Psicoanalisi contro n. 3 – Io ho paura della solitudine: problemi di un musicista, forse ingenuo

marzo , 1980

Io posseggo dodici suoni. Sulla tastiera del mio pianoforte dodici tasti bianchi e neri; poi si raddoppiano; ma sono sempre quelli: frequenze diverse, frutto di un calcolo matematico, ma il mio orecchio li scopre: acuti o gravi, sempre quelli.
Quando le mie mani frugano fra quei tasti, senza sforzo, grappoli di suoni nascono e si susseguono; hanno un senso, una sintassi, una grammatica.
Nella mia mente ci sono dodici suoni. Quando scrivo musica li sento concreti e presenti dentro di me. Qualche volta hanno la concretezza di un timbro particolare: un violino, un oboe, un contrabbasso… oppure sono più astratti, vibranti, tesi: sono tra il suono e l’immagine.
Quando si percepisce un’immagine, questa si distende in un tempo e con un ritmo. Quando si ascoltano suoni, questi si appropriano di uno spazio. L’orecchio percorre lo spazio musicale, come l’occhio percorre la figura dipinta o scolpita; spezza l’involucro del momento in cui il suono è presente; ricordo e attesa sono spazio, lo spazio è: ricordo e attesa.
Dentro e fuori di me sento molti suoni. Dodici sono privilegiati e, di questi dodici, particolari successioni di sette si sovrappongono come lastre di cristallo, grani di un rosario o serie di momenti colorati.
Anche per me le varie tonalità hanno un colore. Musicologi e musicisti hanno tentato di scoprire le oggettive colorazioni delle tonalità.
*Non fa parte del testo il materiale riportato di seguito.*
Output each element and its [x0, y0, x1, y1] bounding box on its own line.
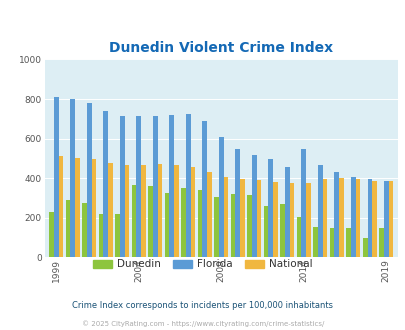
Bar — [247, 195, 252, 257]
Bar — [153, 116, 157, 257]
Bar — [82, 203, 87, 257]
Bar — [273, 182, 277, 257]
Text: © 2025 CityRating.com - https://www.cityrating.com/crime-statistics/: © 2025 CityRating.com - https://www.city… — [82, 321, 323, 327]
Bar — [289, 183, 294, 257]
Bar — [371, 181, 376, 257]
Bar — [124, 165, 129, 257]
Bar — [263, 206, 268, 257]
Bar — [58, 156, 63, 257]
Bar — [132, 185, 136, 257]
Bar — [148, 186, 153, 257]
Bar — [329, 228, 334, 257]
Bar — [141, 165, 145, 257]
Bar — [197, 190, 202, 257]
Title: Dunedin Violent Crime Index: Dunedin Violent Crime Index — [109, 42, 333, 55]
Bar — [49, 212, 54, 257]
Bar — [334, 172, 338, 257]
Bar — [305, 183, 310, 257]
Bar — [185, 114, 190, 257]
Bar — [367, 179, 371, 257]
Bar — [115, 214, 119, 257]
Bar — [91, 159, 96, 257]
Bar — [169, 115, 174, 257]
Bar — [190, 167, 195, 257]
Bar — [157, 164, 162, 257]
Bar — [378, 228, 383, 257]
Bar — [322, 179, 326, 257]
Text: Crime Index corresponds to incidents per 100,000 inhabitants: Crime Index corresponds to incidents per… — [72, 301, 333, 310]
Bar — [350, 177, 355, 257]
Bar — [174, 165, 178, 257]
Bar — [301, 149, 305, 257]
Bar — [66, 200, 70, 257]
Bar — [75, 158, 79, 257]
Bar — [268, 159, 273, 257]
Bar — [252, 155, 256, 257]
Legend: Dunedin, Florida, National: Dunedin, Florida, National — [89, 255, 316, 274]
Bar — [235, 149, 239, 257]
Bar — [218, 137, 223, 257]
Bar — [256, 180, 260, 257]
Bar — [338, 178, 343, 257]
Bar — [87, 103, 91, 257]
Bar — [223, 177, 228, 257]
Bar — [70, 99, 75, 257]
Bar — [164, 193, 169, 257]
Bar — [207, 172, 211, 257]
Bar — [362, 238, 367, 257]
Bar — [317, 165, 322, 257]
Bar — [202, 121, 207, 257]
Bar — [383, 181, 388, 257]
Bar — [296, 217, 301, 257]
Bar — [239, 179, 244, 257]
Bar — [230, 194, 235, 257]
Bar — [181, 188, 185, 257]
Bar — [119, 116, 124, 257]
Bar — [103, 111, 108, 257]
Bar — [108, 163, 112, 257]
Bar — [355, 179, 359, 257]
Bar — [54, 97, 58, 257]
Bar — [136, 116, 141, 257]
Bar — [388, 181, 392, 257]
Bar — [345, 228, 350, 257]
Bar — [214, 197, 218, 257]
Bar — [280, 204, 284, 257]
Bar — [284, 167, 289, 257]
Bar — [98, 214, 103, 257]
Bar — [313, 227, 317, 257]
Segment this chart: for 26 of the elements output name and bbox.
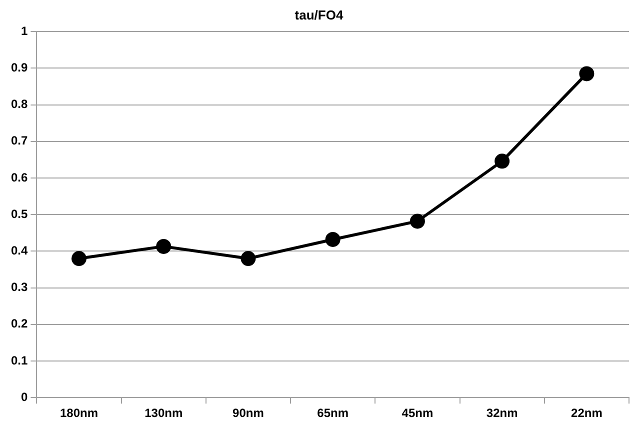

Sforzo ingenuo e inutile; eppure io penso che non esista nessuno che non dia un colore ai suoni; perciò il musicista, che sa più o meno cosa vuol dire mi bemolle maggiore o fa minore, quando sente nell’orecchio l’accordo di mi e di fa, immediatamente, nella mente, li colora.
Per me, ad esempio, la tonalità di mi bemolle maggiore è bruno dorata, quella di fa minore sfuma dal blu all’azzurro; ben diversa da quella di fa maggiore, tutta azzurra, con una sola nota evidente ed allegra, di un giallo brillante: il si bemolle.
Anche i rapporti tra i suoni hanno un colore che cambia: ogni settima, ogni nona, ogni diminuita hanno un colore; ogni consonanza, ogni dissonanza.
Questo è un linguaggio antico, colorato e preciso.
lo sono un compositore d’oggi ed ho scelto di tendere questo linguaggio oltre se stesso. Talvolta mi si spezza tra le mani. Imperiosa nella mia mente si presenta una successione armonica: tonica – sottodominante e poi una serie di suoni ammucchiati e contraddittori. L’ultimo va alla ricerca di una sensibile come un’eco lontana che mi attrae. Mi ribello alla tonica e una serie di dodici suoni imita un altro linguaggio. Spero sempre che non sia soltanto un gesto di ribellione. Voglio che, dietro a tutto, ci sia una linea di sviluppo.
Io mi sento solitario.
Nei tempi passati il linguaggio musicale era più omogeneo.
A Versailles e sotto la Bastiglia vi erano musiche un po’ diverse; ma i moduli linguistici erano gli stessi.
La Juppiter di Mozart si radica nella stessa struttura di linguaggio di una corrente popolare del Settecento.
Perché io, adesso, debbo usare (quando sono un compositore «serio») un linguaggio diverso da quello che continuano ad usare tutti? Perché, se adesso mi proponessero di scrivere un branetto musicale per il carillon di un campanile, non saprei che linguaggio usare?
Perché la gente, quando passa per strada, fischietta (quando fischietta, naturalmente) usando una grammatica ed una sintassi che io debbo rifiutare in una sala da concerto? Freud aveva detto che la psicoanalisi ha un linguaggio particolare, per cui può essere usata soltanto con persone che siano in grado di cogliere questo linguaggio, di penetrarlo e di usarlo.
lo ho rifiutato questa aristocrazia e mi sono accorto che era un bluff di Freud. Il linguaggio è prima della psicoanalisi. Il linguaggio è quello che io ho, che tu hai.
Il linguaggio non coincide con il desiderio; ma il linguaggio può servire a costruire il desiderio. Le parole sono sempre presenti.
Anche le lettere dell’alfabeto hanno un colore; così le parole. Si è cercato di determinarlo, sforzo inutile in sé, ma utile perché divertente.
Mi sono sempre chiesto se le formule linguistiche delle immagini siano meno rigide di quelle dei suoni.
Molte persone, quando telefonano o ascoltano una conferenza, se hanno una matita in mano, formano disegni. C’è chi disegna volti di profilo, occhi, fiori; c’è chi circonda il proprio nome di svolazzi barocchi, e c’è anche chi costruisce grate sempre più fitte e intricate. Molti fanno disegni astratti, linee e macchie. Nessuno, però, soprattutto se non è un musicista, che se lo impone per dovere, canta brani atonali mentre SI fa la doccia o guida l’automobile, canta cioè al di fuori di quel linguaggio musicale appreso alle elementari e ribadito dalla televisione.
Io ho paura della banalità, ho paura di ripetermi; ma ho soprattutto paura della solitudine: so che potrebbe perdermi.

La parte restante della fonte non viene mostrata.